In the actual trial that took place however, some patients did receive rescue medication, and so these counterfactual outcomes are missing for at least some patients. Consequently, even though in the trial that took place outcomes were measured on all patients at all time points, once we say we are interested in a de jure estimand, we may again have missing data, but this time missing counterfactual data.
Assumptions and analysis methods
To handle this missing counterfactual data, we might appeal to the large body of methods that have been developed to handle missing data, e.g. maximum likelihood methods such as MMRM, multiple imputation and inverse probability weighting. All of these methods rely on assumptions, such as assumptions regarding the missingness mechanism and assumptions about the full data distribution.
When we are dealing with missing actual (as opposed to counterfactual) data, we may be uncertain about some of these assumptions, because without seeing the missing data they cannot be fully verified. However, at least here, the data can be considered to exist and be well defined, and our task is to judge the plausibility of assumptions about these well defined but simply unobserved data.

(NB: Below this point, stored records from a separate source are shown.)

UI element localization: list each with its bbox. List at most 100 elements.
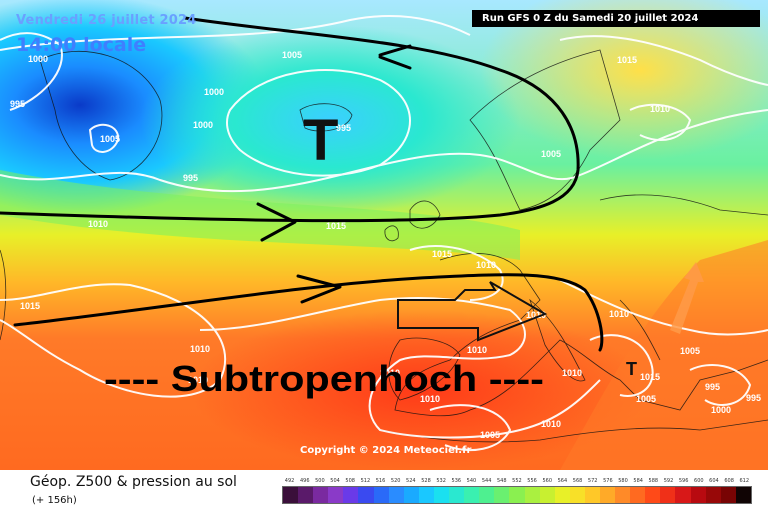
low-pressure-symbol: T — [303, 108, 338, 173]
isobar-label: 1000 — [193, 120, 213, 130]
legend-swatch — [599, 487, 616, 503]
legend-swatch — [690, 487, 706, 503]
isobar-label: 1005 — [282, 50, 302, 60]
isobar-label: 1015 — [326, 221, 346, 231]
iceland-low-field — [140, 25, 520, 215]
legend-label: 604 — [709, 478, 719, 484]
isobar-label: 1000 — [28, 54, 48, 64]
legend-swatch — [675, 487, 691, 503]
isobar-label: 1005 — [680, 346, 700, 356]
legend-swatch — [433, 487, 450, 503]
legend-label: 608 — [724, 478, 734, 484]
legend-swatch — [494, 487, 510, 503]
legend-label: 612 — [739, 478, 750, 484]
isobar-label: 1010 — [467, 345, 487, 355]
jet-west-arrowhead-icon — [256, 202, 297, 242]
legend-label: 536 — [451, 478, 462, 484]
isobar-label: 995 — [705, 382, 720, 392]
legend-swatch — [449, 487, 465, 503]
legend-label: 564 — [557, 478, 568, 484]
legend-label: 528 — [421, 478, 431, 484]
isobar-label: 1005 — [480, 430, 500, 440]
legend-label: 596 — [678, 478, 689, 484]
isobar-label: 1000 — [711, 405, 731, 415]
legend-label: 560 — [542, 478, 552, 484]
legend-swatch — [313, 487, 329, 503]
small-low-symbol: T — [626, 359, 637, 379]
forecast-date: Vendredi 26 juillet 2024 — [16, 13, 197, 28]
isobar-label: 1010 — [541, 419, 561, 429]
legend-label: 556 — [527, 478, 537, 484]
legend-label: 540 — [466, 478, 477, 484]
color-scale-legend: 492 496 500 504 508 512 516 520 524 528 532 536 540 5… — [282, 478, 752, 508]
subtropical-high-label: ---- Subtropenhoch ---- — [104, 358, 544, 399]
isobar-label: 1015 — [640, 372, 660, 382]
jet-north-arrow — [0, 16, 580, 223]
isobar-label: 1010 — [650, 104, 670, 114]
isobar-label: 1015 — [432, 249, 452, 259]
isobar-label: 1005 — [636, 394, 656, 404]
isobar-values: 1000 995 1000 1005 1000 995 995 1005 101… — [10, 50, 761, 440]
isobar-label: 1005 — [100, 134, 120, 144]
legend-swatch — [283, 487, 299, 503]
green-band — [0, 170, 520, 260]
legend-label: 504 — [330, 478, 340, 484]
eastern-warm-tongue — [560, 240, 768, 470]
legend-label: 588 — [648, 478, 659, 484]
legend-swatch — [735, 487, 751, 503]
legend-label: 520 — [390, 478, 401, 484]
legend-labels: 492 496 500 504 508 512 516 520 524 528 532 536 540 5… — [282, 478, 752, 484]
jet-south-arrow — [13, 273, 604, 352]
legend-swatch — [584, 487, 600, 503]
legend-label: 552 — [512, 478, 522, 484]
legend-swatch — [645, 487, 661, 503]
legend-swatch — [373, 487, 389, 503]
isobar-label: 1010 — [562, 368, 582, 378]
isobar-label: 995 — [183, 173, 198, 183]
legend-swatch — [539, 487, 555, 503]
isobar-label: 1015 — [20, 301, 40, 311]
legend-swatch — [479, 487, 495, 503]
forecast-time: 14:00 locale — [16, 34, 147, 56]
copyright-notice: Copyright © 2024 Meteociel.fr — [300, 445, 472, 456]
isobar-label: 1010 — [420, 394, 440, 404]
isobar-label: 1010 — [380, 368, 400, 378]
legend-label: 508 — [345, 478, 355, 484]
legend-swatch — [660, 487, 676, 503]
isobar-label: 1010 — [88, 219, 108, 229]
legend-label: 592 — [663, 478, 674, 484]
isobar-label: 1010 — [609, 309, 629, 319]
legend-label: 524 — [406, 478, 416, 484]
legend-label: 600 — [694, 478, 704, 484]
legend-swatch — [569, 487, 585, 503]
scandinavia-warm-field — [480, 0, 768, 160]
isobar-label: 1010 — [526, 310, 546, 320]
legend-swatch — [298, 487, 314, 503]
isobar-label: 995 — [746, 393, 761, 403]
lead-time: (+ 156h) — [32, 495, 77, 506]
legend-swatches — [282, 486, 752, 504]
isobars — [0, 15, 768, 451]
parameter-title: Géop. Z500 & pression au sol — [30, 474, 237, 490]
isobar-label: 1000 — [204, 87, 224, 97]
legend-label: 576 — [603, 478, 613, 484]
legend-label: 568 — [572, 478, 583, 484]
legend-label: 532 — [436, 478, 446, 484]
jet-stream-arrows — [0, 16, 604, 352]
legend-swatch — [509, 487, 525, 503]
legend-label: 544 — [481, 478, 492, 484]
isobar-label: 1015 — [617, 55, 637, 65]
isobar-label: 995 — [336, 123, 351, 133]
legend-label: 584 — [633, 478, 643, 484]
legend-label: 496 — [299, 478, 310, 484]
legend-swatch — [630, 487, 646, 503]
legend-label: 500 — [315, 478, 325, 484]
isobar-label: 995 — [10, 99, 25, 109]
legend-swatch — [615, 487, 631, 503]
isobar-label: 1005 — [541, 149, 561, 159]
legend-swatch — [705, 487, 721, 503]
model-run-banner: Run GFS 0 Z du Samedi 20 juillet 2024 — [472, 10, 760, 27]
legend-swatch — [403, 487, 419, 503]
block-arrow — [397, 281, 548, 342]
legend-swatch — [464, 487, 480, 503]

In the case of missing counterfactual data, it seems to me that the task of judging these assumptions is qualitatively harder. The counterfactual outcomes are arguably to a lesser extent well defined. To illustrate, when we say: what would the outcome be had a patient not discontinued a treatment, how exactly do we intend to prevent a patient from discontinuing? Potentially, different ways of preventing discontinuation could lead to different outcome values for the patient, and so arguably the counterfactual outcome is not as well defined as in the case of missing actual data. Consequently, consideration of the plausibility of assumptions is arguably problematic when the quantities involved (the counterfactual outcomes) are not entirely clearly defined.

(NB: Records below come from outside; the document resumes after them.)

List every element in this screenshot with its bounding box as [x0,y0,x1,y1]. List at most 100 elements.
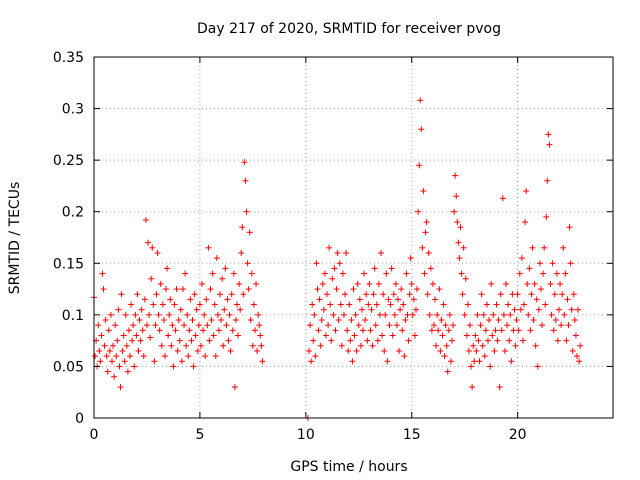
data-point [507,311,514,318]
data-point [411,332,418,339]
data-point [132,311,139,318]
data-point [495,317,502,324]
data-point [499,195,506,202]
data-point [315,327,322,334]
data-point [113,353,120,360]
data-point [526,265,533,272]
data-point [340,311,347,318]
data-point [376,311,383,318]
y-tick-label: 0.15 [53,256,84,272]
data-point [121,358,128,365]
data-point [379,332,386,339]
data-point [569,347,576,354]
data-point [396,347,403,354]
data-point [572,332,579,339]
data-point [233,301,240,308]
data-point [257,332,264,339]
data-point [412,306,419,313]
data-point [446,311,453,318]
data-point [564,296,571,303]
data-point [436,286,443,293]
data-point [472,332,479,339]
data-point [155,311,162,318]
data-point [410,296,417,303]
data-point [111,373,118,380]
data-point [255,311,262,318]
data-point [488,280,495,287]
data-point [168,342,175,349]
data-point [236,280,243,287]
data-point [243,208,250,215]
data-point [128,301,135,308]
data-point [464,301,471,308]
chart-title: Day 217 of 2020, SRMTID for receiver pvo… [197,21,501,37]
data-point [190,363,197,370]
data-point [95,322,102,329]
data-point [518,255,525,262]
data-point [378,249,385,256]
data-point [205,244,212,251]
data-point [258,342,265,349]
data-point [125,327,132,334]
data-point [374,337,381,344]
data-point [557,280,564,287]
data-point [483,301,490,308]
data-point [475,337,482,344]
data-point [416,162,423,169]
data-point [550,327,557,334]
data-point [185,353,192,360]
data-point [563,337,570,344]
data-point [389,332,396,339]
data-point [225,337,232,344]
data-point [408,280,415,287]
data-point [400,301,407,308]
data-point [193,306,200,313]
data-point [477,322,484,329]
data-point [501,347,508,354]
data-point [385,296,392,303]
data-point [215,327,222,334]
data-point [165,332,172,339]
data-point [119,347,126,354]
data-point [133,332,140,339]
data-point [109,358,116,365]
data-point [317,342,324,349]
data-point [164,265,171,272]
data-point [174,347,181,354]
data-point [459,291,466,298]
data-point [566,224,573,231]
data-point [248,270,255,277]
data-point [468,363,475,370]
data-point [210,332,217,339]
data-point [482,327,489,334]
data-point [434,311,441,318]
data-point [370,291,377,298]
data-point [149,244,156,251]
plot-frame [93,56,614,419]
data-point [357,342,364,349]
data-point [100,286,107,293]
data-point [148,275,155,282]
data-point [497,291,504,298]
data-point [197,342,204,349]
data-point [384,358,391,365]
data-point [498,327,505,334]
data-point [509,291,516,298]
data-point [437,347,444,354]
data-point [552,317,559,324]
data-point [107,311,114,318]
data-point [435,327,442,334]
data-point [194,347,201,354]
data-point [543,213,550,220]
data-point [228,291,235,298]
data-point [345,347,352,354]
data-point [457,224,464,231]
data-point [247,317,254,324]
data-point [528,291,535,298]
data-point [439,332,446,339]
data-point [338,342,345,349]
data-point [311,311,318,318]
data-point [182,270,189,277]
data-point [179,286,186,293]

The de facto estimand (and corresponding analysis) asks: what happened in the actual trial that took place. In the ideal situation of no missing actual data, a de facto analysis typically can be performed in such a way that minimal statistical assumptions need to be made.

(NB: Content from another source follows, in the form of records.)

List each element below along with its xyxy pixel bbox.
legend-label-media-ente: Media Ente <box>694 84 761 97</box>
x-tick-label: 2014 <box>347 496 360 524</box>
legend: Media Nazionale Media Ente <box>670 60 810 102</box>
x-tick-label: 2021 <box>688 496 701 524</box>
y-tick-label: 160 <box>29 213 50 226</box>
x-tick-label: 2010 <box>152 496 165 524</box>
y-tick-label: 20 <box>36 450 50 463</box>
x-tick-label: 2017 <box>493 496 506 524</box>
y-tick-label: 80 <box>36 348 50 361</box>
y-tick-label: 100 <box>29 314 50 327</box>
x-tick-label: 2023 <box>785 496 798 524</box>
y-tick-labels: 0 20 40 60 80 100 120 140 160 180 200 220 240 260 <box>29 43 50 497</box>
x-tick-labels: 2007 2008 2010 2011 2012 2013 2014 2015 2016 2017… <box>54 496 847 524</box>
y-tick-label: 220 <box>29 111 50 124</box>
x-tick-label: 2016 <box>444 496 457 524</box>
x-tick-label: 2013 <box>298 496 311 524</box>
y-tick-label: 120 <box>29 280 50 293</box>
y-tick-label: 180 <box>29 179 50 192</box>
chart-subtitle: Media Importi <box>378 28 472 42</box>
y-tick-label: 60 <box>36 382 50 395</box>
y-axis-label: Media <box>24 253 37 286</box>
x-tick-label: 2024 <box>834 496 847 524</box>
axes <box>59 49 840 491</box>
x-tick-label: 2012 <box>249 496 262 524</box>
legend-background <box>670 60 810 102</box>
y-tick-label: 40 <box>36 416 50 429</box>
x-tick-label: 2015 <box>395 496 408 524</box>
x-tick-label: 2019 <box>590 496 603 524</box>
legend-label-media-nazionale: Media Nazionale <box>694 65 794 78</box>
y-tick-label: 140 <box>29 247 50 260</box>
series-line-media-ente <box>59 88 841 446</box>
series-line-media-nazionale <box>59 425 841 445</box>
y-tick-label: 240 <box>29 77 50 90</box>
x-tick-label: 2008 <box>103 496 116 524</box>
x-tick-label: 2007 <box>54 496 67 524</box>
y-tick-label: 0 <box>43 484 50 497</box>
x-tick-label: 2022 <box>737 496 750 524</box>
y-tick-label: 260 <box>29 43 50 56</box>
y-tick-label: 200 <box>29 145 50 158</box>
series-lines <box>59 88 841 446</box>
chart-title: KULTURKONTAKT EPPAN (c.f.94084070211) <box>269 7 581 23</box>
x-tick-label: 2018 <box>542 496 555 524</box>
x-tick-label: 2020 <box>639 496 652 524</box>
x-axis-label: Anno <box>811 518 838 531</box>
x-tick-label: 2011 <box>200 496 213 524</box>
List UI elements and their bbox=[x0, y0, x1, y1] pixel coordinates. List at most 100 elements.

In contrast, de jure estimands (and analyses) amount to trying to predict what would have been seen had the trial been run differently, e.g. patients had not been allowed to receive rescue medication. As such, attempting to estimate de jure estimands is arguably a much tougher challenge. Moreover, statistical analyses that target de jure estimands will it seems to me always have to rely on stronger assumptions than de facto analyses, unless we can design the trial to minimise those events (e.g. receipt of rescue medication, treatment discontinuation) which took place in our trial but, for the purposes of answering our scientific question, we might have wished hadn’t.
To be clear, I do think de jure estimands will sometimes (and indeed in some settings often) be the most relevant estimand of scientific interest in a trial. However, I don’t think we should underestimate the challenges or assumptions needed to estimate them.